World Championship 2018 Result: 24–28 April 2018
Congratulations to Robert Fahey on regaining the title of World Champion from Camden Riviere! Day One saw Fahey down three sets to one; he then took all four sets on Day Two. The first two sets of the Final Day went to Riviere, then Fahey won the third and fourth sets to win the championship seven sets to five.
Rob’s ancestry includes Irish blood, from the 1855 Loughrea emigrant James Fahey.
The Dublin real tennis court hosted the World Championship event in 1890, and we continue to work towards its return to play.

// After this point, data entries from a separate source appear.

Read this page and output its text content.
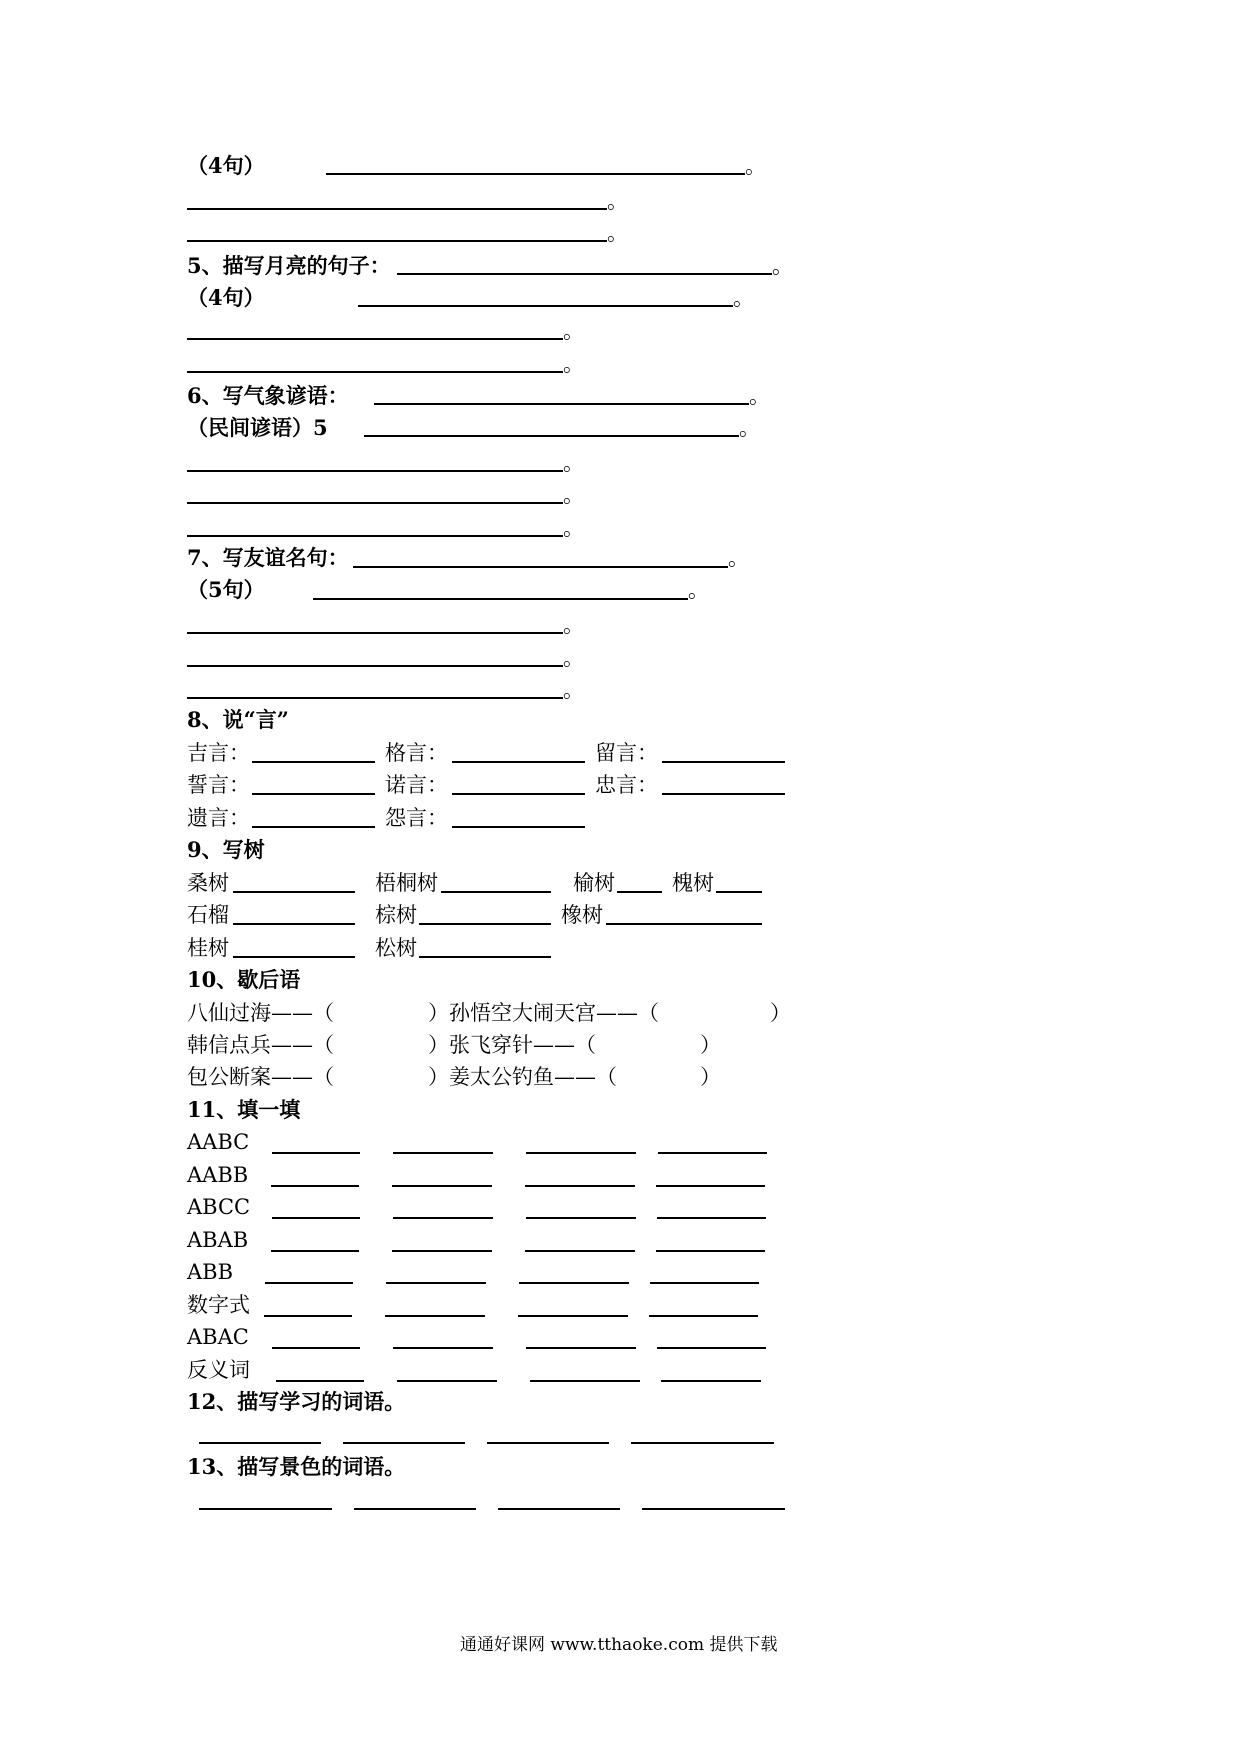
（4句）	。
。
。
5、描写月亮的句子：	。
（4句）	。
。
。
6、写气象谚语：	。
（民间谚语）5	。
。
。
。
7、写友谊名句：	。
（5句）	。
。
。
。
8、说“言”
吉言：	格言：	留言：
誓言：	诺言：	忠言：
遗言：	怨言：
9、写树
桑树	梧桐树	榆树	槐树
石榴	棕树	橡树
桂树	松树
10、歇后语
八仙过海——（	）孙悟空大闹天宫——（	）
韩信点兵——（	）张飞穿针——（	）
包公断案——（	）姜太公钓鱼——（	）
11、填一填
AABC
AABB
ABCC
ABAB
ABB
数字式
ABAC
反义词
12、描写学习的词语。
13、描写景色的词语。
通通好课网 www.tthaoke.com 提供下载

(Photo: Rob Fahey (L) with IRTA member Rustom Manecksha after the match.)
2018 IRTA Championship Events
This year's Irish Real Tennis championship events will be kindly hosted by Radley and Cambridge as follows:
A call for players will go out nearer the time, but please note these dates if you are interested in taking part.
The more members we have, the stronger the case for restoring the Dublin court to play will be. If you would like one day to play on Dublin's historic court, please consider joining the IRTA to support our campaign. A membership form is available on the contact details page, which also includes details on how to make a donation to cover our costs in campaigning for the restoration of the Dublin court to play. Thank you.
Exterior of the Dublin Court
The Dublin Real Tennis Court
The Irish Real Tennis Association's main focus is the restoration of the Dublin real tennis court. The court was built in 1885 by Sir Edward Guinness, and hosted the 1890 world championship. It was played on until 1939, when it was bequeathed to the Irish State, to be used as a real tennis court. Sadly, this wish was not followed, and the court is not currently playable.
In a decision published in September 2016, An Bord Pleanála has directed that the state-owned Real Tennis court building on Earlsfort Terrace in Dublin be brought back to a playable condition. Real Tennis is the original sport which became modern lawn tennis, and the Dublin court is an important part of Ireland's sporting heritage. An Bord Pleanála notes that it is “the only building of its type in Ireland”, and writes that “its full restoration to a fit for purpose Real Tennis Court is an honourable ambition”. The Irish Real Tennis Association strongly welcomes these remarks, and looks forward to the people of Ireland being able to play and enjoy Real Tennis, and witness part of our sporting heritage through visiting the building.
The direction regarding the Real Tennis court is part of the decision of An Bord Pleanála (PL 29S.246621) to grant planning permission for The National Children’s Science Centre on a site on Earlsfort Terrace in Dublin, to include the Real Tennis Court building. The Irish Real Tennis Association welcomes the Science Centre, although the use of the Real Tennis Court for purposes other than real tennis is disappointing and contrary to the wishes of the donor. We continue to work towards the playing of real tennis in this historic court, in the context of the An Bord Pleanála decision.
An Bord Pleanála's decision requires the developer to “submit a detailed proposal to the planning authority for the temporary re-instatement of the penthouse galleries and any other essential features required for playing Real Tennis matches.” The IRTA looks forward to working together with Dublin City Council, the Office of Public Works, and The National Children’s Science Centre to restore the Real Tennis court to its intended purpose, and we have written to these bodies to express our eagerness to help.
March 2018: We are continuing to try to engage the relevant parties in helping them comply with An Bord Pleanála's condition. We will keep this page updated as progress warrants.